SISSA, Trieste, Italy.
DISAT, Politecnico di Torino, Torino, Italy.
PLoS Comput Biol. 2019 Apr 8;15(4):e1006767. doi: 10.1371/journal.pcbi.1006767. eCollection 2019 Apr.
It is well known that, in order to preserve its structure and function, a protein cannot change its sequence at random, but only by mutations occurring preferentially at specific locations. We here investigate quantitatively the amount of variability that is allowed in protein sequence evolution, by computing the intrinsic dimension (ID) of the sequences belonging to a selection of protein families. The ID is a measure of the number of independent directions that evolution can take starting from a given sequence. We find that the ID is practically constant for sequences belonging to the same family, and moreover it is very similar in different families, with values ranging between 6 and 12. These values are significantly smaller than the raw number of amino acids, confirming the importance of correlations between mutations in different sites.
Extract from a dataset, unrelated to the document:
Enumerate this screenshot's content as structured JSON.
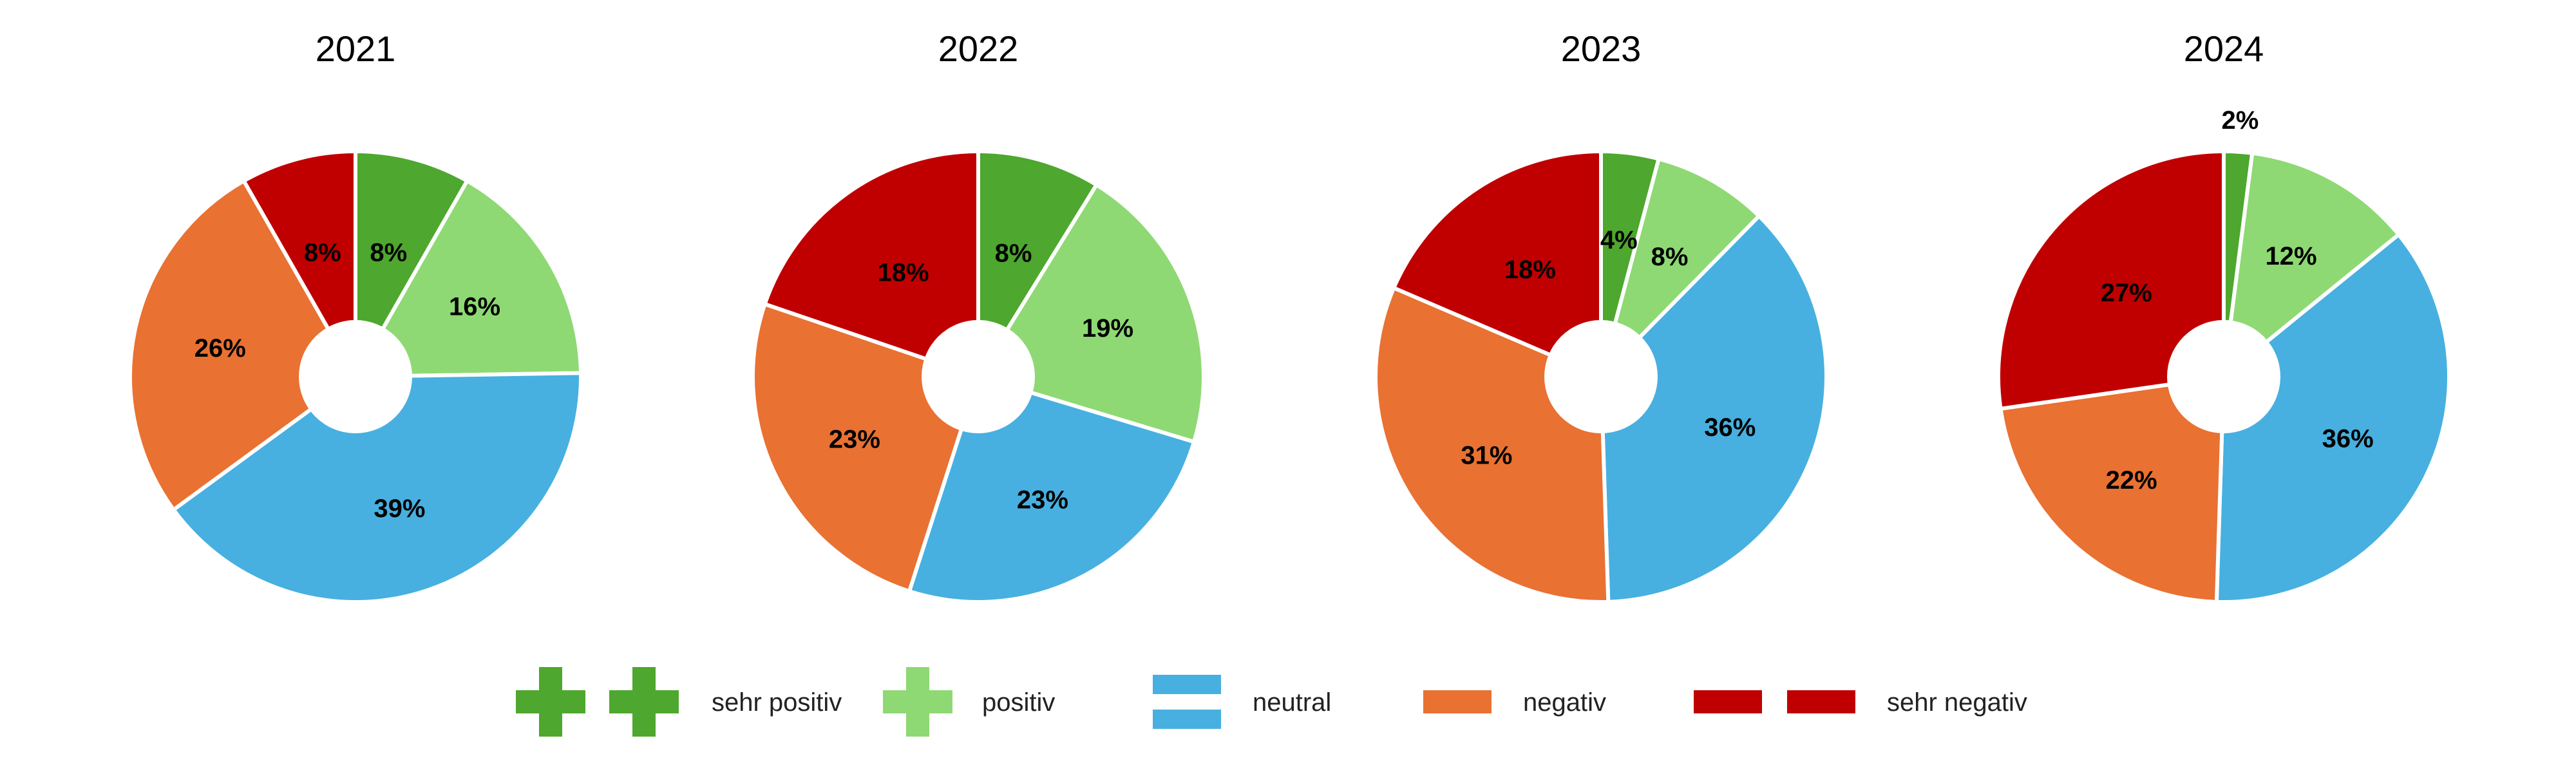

However, we demonstrate that correlations are not sufficient to explain the small value of the ID we observe in protein families. Indeed, we show that the ID of a set of protein sequences generated by maximum entropy models, an approach in which correlations are accounted for, is typically significantly larger than the value observed in natural protein families. We further prove that a critical factor to reproduce the natural ID is to take into consideration the phylogeny of sequences.
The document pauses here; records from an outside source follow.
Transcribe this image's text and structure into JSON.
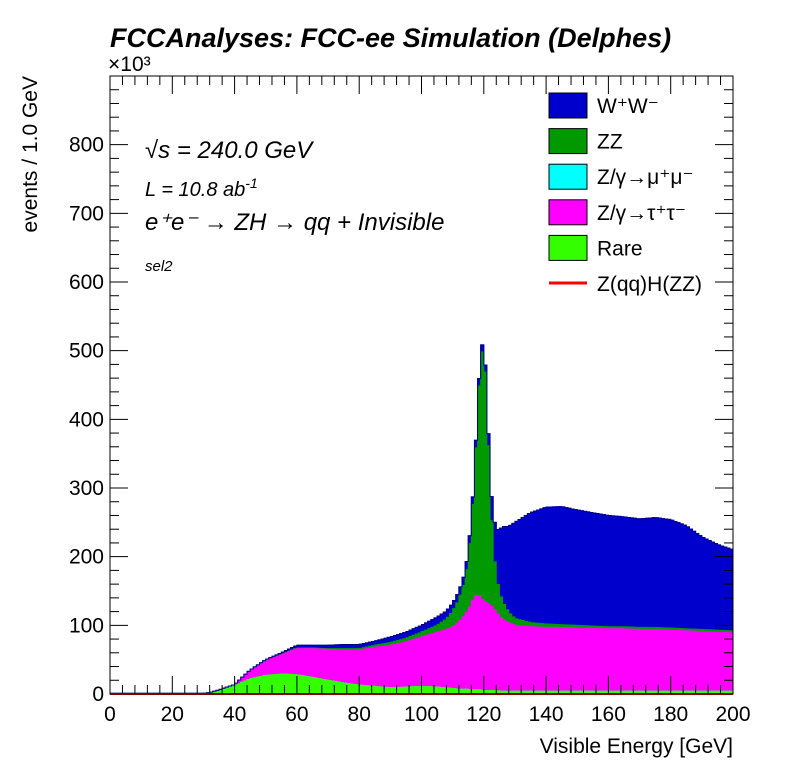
{
  "title": "FCCAnalyses: FCC-ee Simulation (Delphes)",
  "annotations": {
    "energy": "√s = 240.0 GeV",
    "lumi": "L = 10.8 ab",
    "lumi_sup": "-1",
    "process": "e⁺e⁻ → ZH → qq + Invisible",
    "selection": "sel2"
  },
  "colors": {
    "ww": "#0000cc",
    "zz": "#009900",
    "zmumu": "#00ffff",
    "ztautau": "#ff00ff",
    "rare": "#33ff00",
    "signal": "#ff0000",
    "frame": "#000000"
  },
  "chart_data": {
    "type": "area",
    "style": "stacked-step-histogram",
    "xlabel": "Visible Energy [GeV]",
    "ylabel": "events / 1.0 GeV",
    "y_multiplier": "×10³",
    "xlim": [
      0,
      200
    ],
    "ylim": [
      0,
      900
    ],
    "x_ticks": [
      "0",
      "20",
      "40",
      "60",
      "80",
      "100",
      "120",
      "140",
      "160",
      "180",
      "200"
    ],
    "y_ticks": [
      "0",
      "100",
      "200",
      "300",
      "400",
      "500",
      "600",
      "700",
      "800"
    ],
    "grid": false,
    "legend_position": "top-right",
    "stack_order": [
      "rare",
      "zmumu",
      "ztautau",
      "zz",
      "ww"
    ],
    "x": [
      0,
      10,
      20,
      30,
      32,
      35,
      40,
      45,
      50,
      55,
      60,
      65,
      70,
      75,
      80,
      85,
      90,
      95,
      100,
      105,
      108,
      110,
      112,
      114,
      115,
      116,
      117,
      118,
      119,
      120,
      121,
      122,
      123,
      124,
      125,
      126,
      128,
      130,
      135,
      140,
      145,
      150,
      155,
      160,
      165,
      170,
      175,
      180,
      185,
      190,
      195,
      200
    ],
    "series": [
      {
        "key": "ww",
        "name": "W⁺W⁻",
        "values": [
          0,
          0,
          0,
          0,
          0,
          0,
          0,
          0,
          0,
          2,
          4,
          4,
          5,
          6,
          6,
          6,
          8,
          9,
          10,
          12,
          12,
          12,
          12,
          12,
          12,
          11,
          11,
          11,
          11,
          10,
          10,
          25,
          45,
          70,
          90,
          110,
          125,
          140,
          160,
          170,
          172,
          168,
          165,
          162,
          160,
          158,
          160,
          158,
          150,
          135,
          125,
          118
        ]
      },
      {
        "key": "zz",
        "name": "ZZ",
        "values": [
          0,
          0,
          0,
          0,
          0,
          0,
          0,
          1,
          1,
          1,
          1,
          1,
          1,
          2,
          2,
          3,
          4,
          5,
          7,
          10,
          15,
          22,
          32,
          50,
          75,
          110,
          170,
          260,
          350,
          370,
          300,
          160,
          90,
          50,
          35,
          25,
          15,
          10,
          6,
          5,
          4,
          4,
          3,
          3,
          3,
          3,
          3,
          3,
          3,
          3,
          3,
          3
        ]
      },
      {
        "key": "zmumu",
        "name": "Z/γ→μ⁺μ⁻",
        "values": [
          0,
          0,
          0,
          0,
          0,
          0,
          0,
          0,
          0,
          0,
          0,
          0,
          0,
          0,
          0,
          0,
          0,
          0,
          0,
          0,
          0,
          0,
          0,
          0,
          0,
          0,
          0,
          0,
          0,
          0,
          0,
          0,
          0,
          0,
          0,
          0,
          0,
          0,
          0,
          0,
          0,
          0,
          0,
          0,
          0,
          0,
          0,
          0,
          0,
          0,
          0,
          0
        ]
      },
      {
        "key": "ztautau",
        "name": "Z/γ→τ⁺τ⁻",
        "values": [
          0,
          0,
          0,
          0,
          0,
          1,
          2,
          12,
          22,
          28,
          38,
          42,
          45,
          48,
          51,
          57,
          62,
          66,
          72,
          80,
          85,
          90,
          98,
          108,
          115,
          125,
          135,
          140,
          135,
          130,
          128,
          125,
          120,
          115,
          110,
          105,
          100,
          96,
          94,
          93,
          93,
          92,
          92,
          91,
          91,
          90,
          90,
          89,
          88,
          87,
          86,
          85
        ]
      },
      {
        "key": "rare",
        "name": "Rare",
        "values": [
          1,
          1,
          1,
          1,
          2,
          5,
          12,
          22,
          27,
          29,
          28,
          24,
          20,
          16,
          13,
          11,
          9,
          10,
          11,
          10,
          9,
          8,
          7,
          7,
          7,
          6,
          6,
          6,
          6,
          5,
          5,
          5,
          5,
          5,
          4,
          4,
          4,
          4,
          4,
          4,
          4,
          4,
          4,
          4,
          4,
          4,
          4,
          4,
          4,
          4,
          4,
          4
        ]
      }
    ],
    "signal": {
      "key": "signal",
      "name": "Z(qq)H(ZZ)",
      "style": "line",
      "values": [
        0,
        0,
        0,
        0,
        0,
        0,
        0,
        0,
        0,
        0,
        0,
        0,
        0,
        0,
        0,
        0,
        0,
        0,
        0,
        0,
        0,
        0,
        0,
        0,
        0,
        0,
        0,
        0,
        0,
        0,
        0,
        0,
        0,
        0,
        0,
        0,
        0,
        0,
        0,
        0,
        0,
        0,
        0,
        0,
        0,
        0,
        0,
        0,
        0,
        0,
        0,
        0
      ]
    },
    "legend": [
      {
        "key": "ww",
        "label": "W⁺W⁻",
        "kind": "box"
      },
      {
        "key": "zz",
        "label": "ZZ",
        "kind": "box"
      },
      {
        "key": "zmumu",
        "label": "Z/γ→μ⁺μ⁻",
        "kind": "box"
      },
      {
        "key": "ztautau",
        "label": "Z/γ→τ⁺τ⁻",
        "kind": "box"
      },
      {
        "key": "rare",
        "label": "Rare",
        "kind": "box"
      },
      {
        "key": "signal",
        "label": "Z(qq)H(ZZ)",
        "kind": "line"
      }
    ]
  }
}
众所周知,为了保持其结构和功能,蛋白质不能随机改变其序列,而只能通过优先在特定位置发生突变来改变。我们在这里通过计算属于一组蛋白质家族的序列的内在维数(ID)来定量研究蛋白质序列进化中允许的可变性量。ID 是衡量从给定序列开始进化可以采取的独立方向数的度量。我们发现,属于同一家族的序列的 ID 实际上是恒定的,而且在不同的家族中非常相似,其值在 6 到 12 之间。这些值明显小于氨基酸的原始数量,证实了不同位置突变之间相关性的重要性。然而,我们证明相关性不足以解释我们在蛋白质家族中观察到的 ID 值较小的原因。事实上,我们表明,通过最大熵模型生成的一组蛋白质序列的 ID,这种方法考虑了相关性,通常明显大于在天然蛋白质家族中观察到的值。我们进一步证明,要再现自然 ID 的一个关键因素是要考虑序列的系统发育。